Now her torso lurched forward, her head bobbed. He tried to scramble backward, elbows and hands pistoning, scrabbling along the hard edges of the stairs, but it was too late. Her face got close. The lips brushed just shy of his wrist. Her hair swung down, concealing his hand from view, and then he felt the cold teeth pierce his flesh.
Travis
Hillsboro, Michigan
46 days after
Sean sat on the swing next to him. They rocked and watched the daylight hitting the street swell and wane over and over as clouds passed in front of the sun. The day drained from yellow to gray and back before them.
All he wanted was for Sean to leave, which he realized held some irony. They were the last two people in town, the population whittled from 6,600 to two, and he just wanted to be rid of the guy.
“Saw raiders at the supermarket again last night,” Sean said. “Took a look after they moved on. Looks like they finally got into the pharmacy over there. Too bad. I was hoping to stockpile some antibiotics, you know?”
“Yeah, that sucks.”
Sean tilted his head at Travis, squinting.
“Did you happen to get any?” he said. “Antibiotics, I mean?”
“Me? Nah.”
The squint intensified for a second and let up. Sean looked out toward the street.
“Damn raiders. They’ll tear you a new one,” he said. He said that a lot. He seemed to either not quite grasp the meaning of this idiom or love it so much that he tried to shoehorn it into every vaguely applicable situation. Travis found both possibilities equally amusing.
He took a drink and Sean followed suit, both lifting jars to their faces, tipping them. They drank sun tea. Lukewarm.
It was a booze day, but Travis didn’t want to drink in front of his uninvited guest, didn’t want to tip off the mountain of booze and pills and cigarettes he was sitting on. He didn’t know if this was out of pure greed or a sense that something like that could come between them. There were no laws out here now. If you wanted something enough, you could take it or even kill for it without much chance of consequences. Travis had something he knew people would kill for. A lot of it. He doubted Sean would be the person to do so, but still...
“You think you’ll ever leave here?” Sean said.
“I don’t know. You?”
“Think I might have to eventually,” he said. “I’ve got enough to get through this fall and winter, but even if I got a kick ass garden going next spring, I don’t know if I could build up enough food for another Michigan winter, you know what I’m sayin’? I mean, sure we could go door to door to scavenge more canned goods, maybe even a lot, but a lot has been looted, and at some point those will run out, too. It just seems smart to go south sooner than later, you know?”

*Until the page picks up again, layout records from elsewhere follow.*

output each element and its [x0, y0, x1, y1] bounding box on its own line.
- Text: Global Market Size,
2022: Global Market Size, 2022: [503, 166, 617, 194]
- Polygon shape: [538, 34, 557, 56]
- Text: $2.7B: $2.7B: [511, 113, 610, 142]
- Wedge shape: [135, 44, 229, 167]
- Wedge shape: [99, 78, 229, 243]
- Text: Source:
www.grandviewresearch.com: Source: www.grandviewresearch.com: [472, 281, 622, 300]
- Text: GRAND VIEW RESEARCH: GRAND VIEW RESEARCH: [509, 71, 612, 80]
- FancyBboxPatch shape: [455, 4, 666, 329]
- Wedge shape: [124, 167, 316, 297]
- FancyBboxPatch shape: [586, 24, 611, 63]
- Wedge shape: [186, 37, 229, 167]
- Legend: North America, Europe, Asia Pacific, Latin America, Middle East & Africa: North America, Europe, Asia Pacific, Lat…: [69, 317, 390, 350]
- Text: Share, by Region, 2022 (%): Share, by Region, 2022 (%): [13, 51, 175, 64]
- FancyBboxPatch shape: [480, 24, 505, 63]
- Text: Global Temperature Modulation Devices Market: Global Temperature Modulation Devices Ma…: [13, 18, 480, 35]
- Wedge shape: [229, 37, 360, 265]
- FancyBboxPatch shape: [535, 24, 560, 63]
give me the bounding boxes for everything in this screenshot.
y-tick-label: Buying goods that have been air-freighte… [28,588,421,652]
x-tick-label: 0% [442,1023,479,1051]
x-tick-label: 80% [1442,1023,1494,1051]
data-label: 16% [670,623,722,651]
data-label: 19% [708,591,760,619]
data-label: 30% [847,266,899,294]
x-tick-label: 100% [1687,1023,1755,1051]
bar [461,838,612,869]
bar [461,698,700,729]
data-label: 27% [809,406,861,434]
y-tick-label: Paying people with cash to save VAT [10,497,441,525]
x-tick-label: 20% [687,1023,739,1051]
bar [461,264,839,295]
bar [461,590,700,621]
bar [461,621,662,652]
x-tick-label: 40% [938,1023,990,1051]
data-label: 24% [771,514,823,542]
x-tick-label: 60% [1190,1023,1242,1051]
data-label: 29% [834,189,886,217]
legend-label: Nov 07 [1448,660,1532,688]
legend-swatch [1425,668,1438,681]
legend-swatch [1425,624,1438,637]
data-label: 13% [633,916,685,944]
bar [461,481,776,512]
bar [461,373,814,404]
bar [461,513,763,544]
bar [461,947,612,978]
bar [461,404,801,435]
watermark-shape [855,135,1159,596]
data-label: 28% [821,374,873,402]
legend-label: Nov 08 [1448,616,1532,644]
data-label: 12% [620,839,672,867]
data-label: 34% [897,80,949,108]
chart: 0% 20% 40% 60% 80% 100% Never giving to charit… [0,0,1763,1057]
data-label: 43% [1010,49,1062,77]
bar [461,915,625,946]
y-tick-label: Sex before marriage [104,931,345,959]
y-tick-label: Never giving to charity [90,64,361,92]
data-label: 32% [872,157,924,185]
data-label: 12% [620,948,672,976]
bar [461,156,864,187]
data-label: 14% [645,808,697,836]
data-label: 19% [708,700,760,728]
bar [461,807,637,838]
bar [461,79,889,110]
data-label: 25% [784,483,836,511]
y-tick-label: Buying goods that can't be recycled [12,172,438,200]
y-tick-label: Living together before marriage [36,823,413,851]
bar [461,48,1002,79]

“Yeah, maybe. I guess I’m not worried about it yet.”
“Hell, you don’t worry about much, do you?”
Travis shrugged.
“That’s cool, though,” Sean said. “I wish I didn’t worry so much. You’d think keeping busy most of the day would prevent anxiety, but it sure doesn’t. I can tell you that.”
He wondered what Sean even did all day. Dudley Do-Right-ing must get exhausting, right?
Just leave so I can drink, dickface.
“Hey, though, here’s another reason to get out of here,” Sean said. “Girls. There are no girls here, man. Not one. The end of the world is a frickin’ sausage party, at least in this town.”
“That’s true.”
“I mean, we’ve got a lot on our plates at the moment, but that’s going to become a problem,” Sean said. “I haven’t gone this long without getting laid since middle school, man.”
Christ, what a douche, Travis thought. And a liar. Sean was one of those guys that had no idea how to talk to girls. He endlessly described things that happened in video games or professional wrestling matches to them. They might even be interested in him, but he’d squander it by being horribly, horribly dull or even outright annoying. There was no way he’d been with many girls.